It all started when a woman by the name of Charlotte Hayley started to make peach-colored loops inspired by friends and family with breast cancer. Each set of five came with a card saying, “The National Cancer Institute annual budget is $1.8 billion, and only 5% goes for cancer prevention. Help us wake up our legislators by wearing this ribbon.”
Inspired by this woman, Evelyn Lauder, of Estee Lauder, and Alexandra Penny, of SELF magazine, wanted to use the ribbon on cosmetics distributed in New York City stores for an October breast awareness promotion in 1992. Knowing the determination of Charlotte Hayley, they asked her to partner with them in this endeavor. According to Penny, Charlotte wanted nothing to do with them, saying, “You are too commercial.” Estee Lauder really wanted to use the ribbon, so they consulted with their lawyers. They were told that they could use the ribbon idea, but not the same color as Charlotte had. They changed the color to PINK and not realizing, created an icon to be recognized by all.
In the fall of 1992, Estee Lauder cosmetic counters handed out 1.5 million ribbons, each attached to a card describing how to do a breast exam.
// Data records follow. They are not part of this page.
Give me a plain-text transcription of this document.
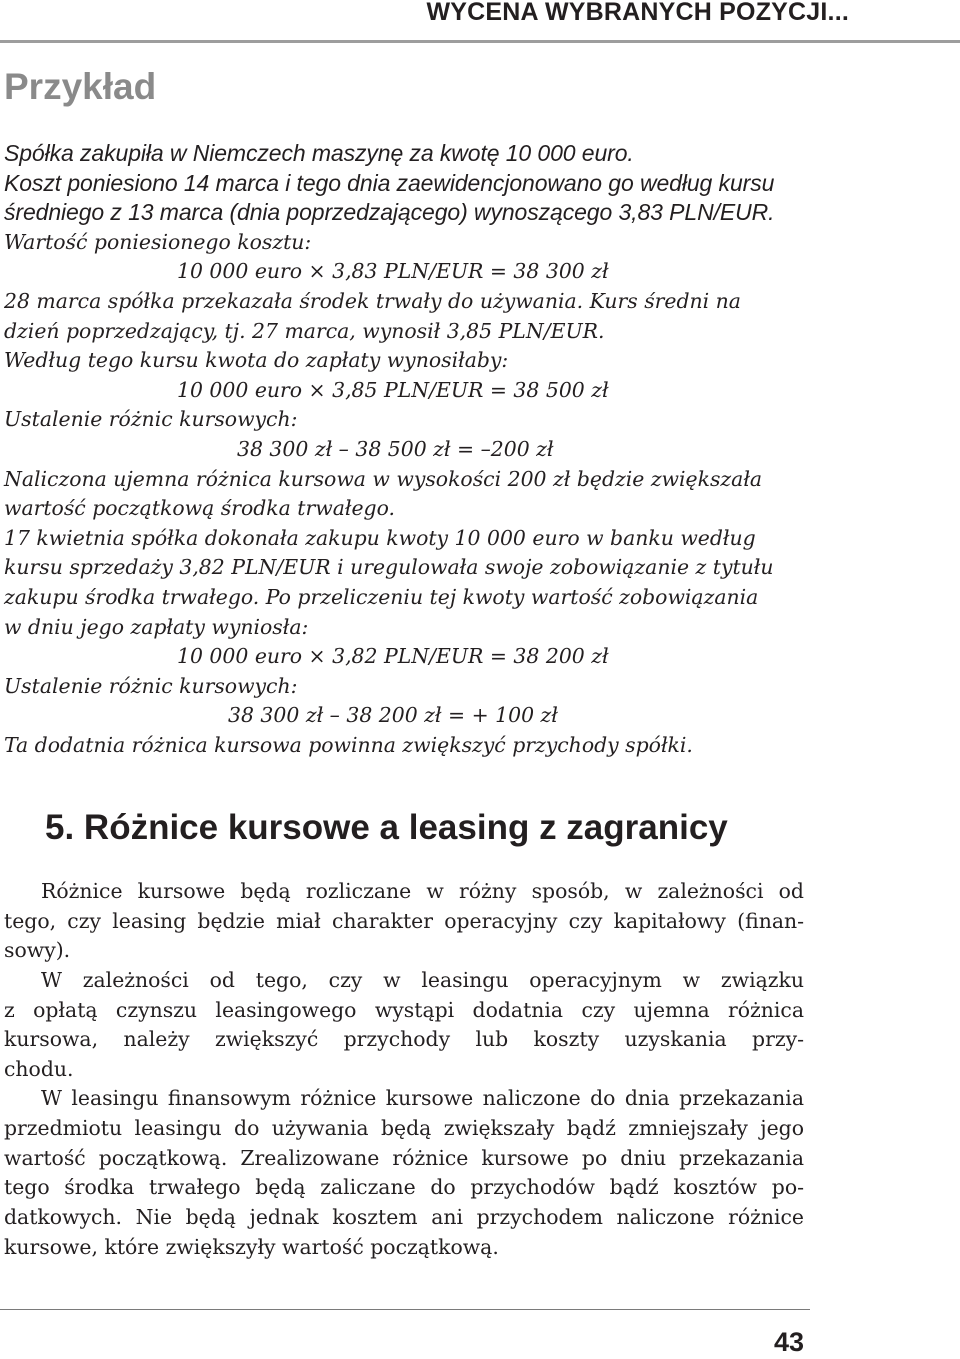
WYCENA WYBRANYCH POZYCJI...
Przykład
Spółka zakupiła w Niemczech maszynę za kwotę 10 000 euro.
Koszt poniesiono 14 marca i tego dnia zaewidencjonowano go według kursu
średniego z 13 marca (dnia poprzedzającego) wynoszącego 3,83 PLN/EUR.
Wartość poniesionego kosztu:
10 000 euro × 3,83 PLN/EUR = 38 300 zł
28 marca spółka przekazała środek trwały do używania. Kurs średni na
dzień poprzedzający, tj. 27 marca, wynosił 3,85 PLN/EUR.
Według tego kursu kwota do zapłaty wynosiłaby:
10 000 euro × 3,85 PLN/EUR = 38 500 zł
Ustalenie różnic kursowych:
38 300 zł – 38 500 zł = –200 zł
Naliczona ujemna różnica kursowa w wysokości 200 zł będzie zwiększała
wartość początkową środka trwałego.
17 kwietnia spółka dokonała zakupu kwoty 10 000 euro w banku według
kursu sprzedaży 3,82 PLN/EUR i uregulowała swoje zobowiązanie z tytułu
zakupu środka trwałego. Po przeliczeniu tej kwoty wartość zobowiązania
w dniu jego zapłaty wyniosła:
10 000 euro × 3,82 PLN/EUR = 38 200 zł
Ustalenie różnic kursowych:
38 300 zł – 38 200 zł = + 100 zł
Ta dodatnia różnica kursowa powinna zwiększyć przychody spółki.
5. Różnice kursowe a leasing z zagranicy
Różnice kursowe będą rozliczane w różny sposób, w zależności od
tego, czy leasing będzie miał charakter operacyjny czy kapitałowy (finan-
sowy).
W zależności od tego, czy w leasingu operacyjnym w związku
z opłatą czynszu leasingowego wystąpi dodatnia czy ujemna różnica
kursowa, należy zwiększyć przychody lub koszty uzyskania przy-
chodu.
W leasingu finansowym różnice kursowe naliczone do dnia przekazania
przedmiotu leasingu do używania będą zwiększały bądź zmniejszały jego
wartość początkową. Zrealizowane różnice kursowe po dniu przekazania
tego środka trwałego będą zaliczane do przychodów bądź kosztów po-
datkowych. Nie będą jednak kosztem ani przychodem naliczone różnice
kursowe, które zwiększyły wartość początkową.
43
They collected more than 200,000 pink ribbon petitions urging the White House to push for increased funding for research. The petition was presented to First Lady Hillary Clinton at a special ceremony in 1993.
In 2004, Estee Lauder changed the ribbon color to hot pink to draw attention to ongoing achievements in the fight to end breast cancer. By October 2009, more than 85 million ribbons had been distributed worldwide.